Despite overall global reductions in childhood stunting, urban inequalities remain large in many settings. Our results from Bangladesh suggest that, during 2000-2018, larger reductions in stunting were achieved among urban poor children than among urban non-poor and rural children. Nevertheless, stunting prevalence remained consistently higher among urban poor children than for urban non-poor children, and also than for rural children.

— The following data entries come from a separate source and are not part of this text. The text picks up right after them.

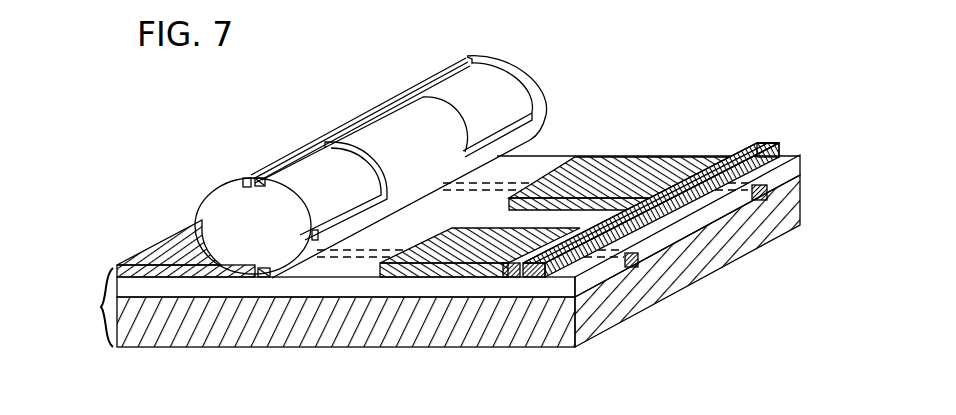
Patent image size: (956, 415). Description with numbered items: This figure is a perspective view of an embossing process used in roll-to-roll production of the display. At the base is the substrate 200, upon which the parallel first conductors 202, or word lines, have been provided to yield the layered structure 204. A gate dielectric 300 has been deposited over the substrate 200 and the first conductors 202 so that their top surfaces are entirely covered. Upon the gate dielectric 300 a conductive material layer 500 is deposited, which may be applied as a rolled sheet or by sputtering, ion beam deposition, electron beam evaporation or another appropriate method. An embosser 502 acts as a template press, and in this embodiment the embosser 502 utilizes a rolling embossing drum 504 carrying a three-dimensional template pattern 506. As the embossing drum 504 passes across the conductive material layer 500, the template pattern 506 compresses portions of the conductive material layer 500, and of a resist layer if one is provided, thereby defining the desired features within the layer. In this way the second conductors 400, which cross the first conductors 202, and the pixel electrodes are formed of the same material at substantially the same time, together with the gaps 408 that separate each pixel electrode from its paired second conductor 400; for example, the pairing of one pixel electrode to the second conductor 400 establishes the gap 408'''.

The substrate 200 is at (777, 217).
The first conductor 202 is at (635, 262).
The layered structure 204 is at (84, 307).
The gate dielectric 300 is at (778, 177).
The second conductor 400 is at (763, 143).
The gap 408 is at (529, 333).
The gap 408''' is at (651, 179).
The conductive material layer 500 is at (172, 256).
The embosser 502 is at (514, 90).
The embossing drum 504 is at (269, 231).
The 3-D template pattern 506 is at (248, 178).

We identified child demographics (age and sex), health service access (vaccination and institutional delivery), maternal education, maternal nutrition (BMI and stature), exposure to the media, family planning (number of children at home), and household wealth, size, and environment (divisional location and sanitation infrastructure) to be predictive of childhood stunting in Bangladesh. In terms of their absolute magnitude, child’s age group, maternal stature, and household wealth were found to be most important. Stunting rates increase with children’s age [28, 36], given cumulative exposure to poor nutritional conditions over time. Maternal stature likely reflects both genetics and mother’s exposure to poor nutrition in early life [37, 38]. Household wealth has been well established as an important determinant in child undernutrition [38].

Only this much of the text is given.